Suriye'nin bölünmesine karşı duracaklarını belirten Felah," Suriye'nin çoğunluğu Sünni Araplardan oluşmaktadır. Biz devrimciler olarak Suriye'de birlikten yanayız. Suriye'nin bölünmesine karşıyız ve karşı duracağız. Suriye'nin çoğu Arap ve Sünnidir. Suriye'nin bütünlüğü derken rejimin hegemonyası altında kalması anlamı çıkmamalıdır. Suriye'nin bağımsız bir şekilde halk tarafından yönetilmesini istiyoruz. Suriye'nin kesinlikle Esad rejiminin hegemonyası altından çıkması gerekir. Rejim kaldığı sürece biz onlara karşı durmakta direneceğiz." dedi.
"Suriye sorunu insani olarak ele alınmalıdır"
Suriye'deki sorunun insani çerçevede çözülmesi gerektiğini ifade eden Felah, "Bölgesel ve uluslararası bütün ülkelerin Suriye konusunda çözüm odaklı çözümler üretirken kesinlikle bunların göz ardı edilmemesi gerekir. İnsani çerçevede düşünerek çözümler üretilmelidir.
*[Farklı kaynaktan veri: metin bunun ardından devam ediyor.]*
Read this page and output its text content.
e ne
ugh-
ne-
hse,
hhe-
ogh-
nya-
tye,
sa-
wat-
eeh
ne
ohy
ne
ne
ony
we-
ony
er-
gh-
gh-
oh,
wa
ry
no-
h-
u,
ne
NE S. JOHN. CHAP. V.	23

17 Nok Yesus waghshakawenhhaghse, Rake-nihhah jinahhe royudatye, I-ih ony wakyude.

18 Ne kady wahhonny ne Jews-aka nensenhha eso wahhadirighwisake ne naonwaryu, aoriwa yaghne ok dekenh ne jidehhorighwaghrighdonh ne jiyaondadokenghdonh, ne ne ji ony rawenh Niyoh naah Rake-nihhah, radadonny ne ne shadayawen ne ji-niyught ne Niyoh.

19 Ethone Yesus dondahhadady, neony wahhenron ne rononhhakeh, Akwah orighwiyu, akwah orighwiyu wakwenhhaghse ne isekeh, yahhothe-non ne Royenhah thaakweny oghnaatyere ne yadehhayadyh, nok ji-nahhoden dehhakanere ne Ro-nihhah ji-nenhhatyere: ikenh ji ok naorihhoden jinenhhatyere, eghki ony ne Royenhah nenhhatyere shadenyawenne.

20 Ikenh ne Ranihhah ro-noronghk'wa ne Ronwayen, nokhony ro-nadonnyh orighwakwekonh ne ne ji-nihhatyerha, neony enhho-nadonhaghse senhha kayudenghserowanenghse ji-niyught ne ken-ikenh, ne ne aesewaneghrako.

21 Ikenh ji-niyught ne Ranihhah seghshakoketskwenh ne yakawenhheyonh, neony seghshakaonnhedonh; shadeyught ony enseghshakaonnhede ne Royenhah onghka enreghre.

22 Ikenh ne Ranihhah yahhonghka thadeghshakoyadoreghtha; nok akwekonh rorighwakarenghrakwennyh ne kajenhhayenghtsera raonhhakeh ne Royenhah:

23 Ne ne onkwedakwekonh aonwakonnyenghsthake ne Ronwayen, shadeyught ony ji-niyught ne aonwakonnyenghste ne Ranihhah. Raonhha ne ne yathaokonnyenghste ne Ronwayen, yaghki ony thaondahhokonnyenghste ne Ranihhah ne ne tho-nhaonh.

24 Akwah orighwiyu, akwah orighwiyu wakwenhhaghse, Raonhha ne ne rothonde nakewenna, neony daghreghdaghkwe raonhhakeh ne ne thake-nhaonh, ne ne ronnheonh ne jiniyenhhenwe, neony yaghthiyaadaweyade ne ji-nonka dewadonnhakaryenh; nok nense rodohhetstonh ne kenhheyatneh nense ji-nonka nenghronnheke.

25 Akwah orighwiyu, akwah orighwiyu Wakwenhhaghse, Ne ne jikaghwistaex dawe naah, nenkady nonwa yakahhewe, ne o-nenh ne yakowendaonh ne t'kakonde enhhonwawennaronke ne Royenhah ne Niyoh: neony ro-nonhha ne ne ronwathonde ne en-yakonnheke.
Suriye meselesine ülkeler ve devletler çıkar odaklı çözümler ile yaklaşmamalı. Suriye halkını insani olarak değerlendirilip buna göre bir çözüm üretilmelidir. Şu an Suriye çözümü için harekete geçen odaklara bunları söylüyoruz." diye konuştu.
Suriye'de Coronavirus'le mücadeleye de değinen Felah, "Suriye'de dar imkanlara ve yokluğa rağmen Coronavirus ile mücadele; sağlık personelleri tarafından sürdürülmektedir. Şu an lokal olarak bazı yerlerde aşı uygulaması başladı. Alınan tedbirler burada olduğu gibidir. Hijyen, maske ve mesafe kuralları uygulanmaktadır.
"Astana sürecinde tek kazanım: İdlib'de gerginliğin azaltılmasıdır"
Astana sürecinin 15'inci toplantısını değerlendiren Suriyeli âlimlerden İsmail Cıben Ebu Yusuf, "Astana sürecinin 15'inci toplantısı, Rusya, İran ve Türkiye olmak üzere 3 devletin katılımıyla gerçekleşti. Rusya ve İran, Suriye halkının ve devrimcilerinin düşmanıdır. Bu ülkeler, Beşar Esad yanlısı, bir politika izlemektedir. Tek başına kalan ülke varsa o da Türkiye'dir. Türkiye tek başına bunlara karşı siyasal bir politika geliştirmektedir. Şu an Suriye halkının Astana sürecinden ve görüşmelerinden kesinlikle hiçbir beklentisi olmasa da bir kazanımı vardır. Bu kazanım da İdlib'de gerginliğin azaltılması ile gerçekleşti. İdlib'de Rus savaş uçaklarının bombalarının durması gibi kazanımlar elde edildi. Şu an Astana sürecinde, Irak doğusunda özellikle Türkiye'nin ve ABD'nin olduğu bölgelerde baskılar olmaktadır. Astana sürecinde ve görüşmelerinde Suriye halkından çok; siyasi amaç gözeten ve çıkar peşinde olan devletler bulunmaktadır.Yine tekrar söylüyorum, Suriye halkının Astana görüşmelerinden kesinlikle hiçbir beklentisi ve hiçbir çıkarı olacağını düşünmüyorum. Astana sürecinin İdlib'deki gerginliğin azaltılması dışında bir faydası olmamıştır.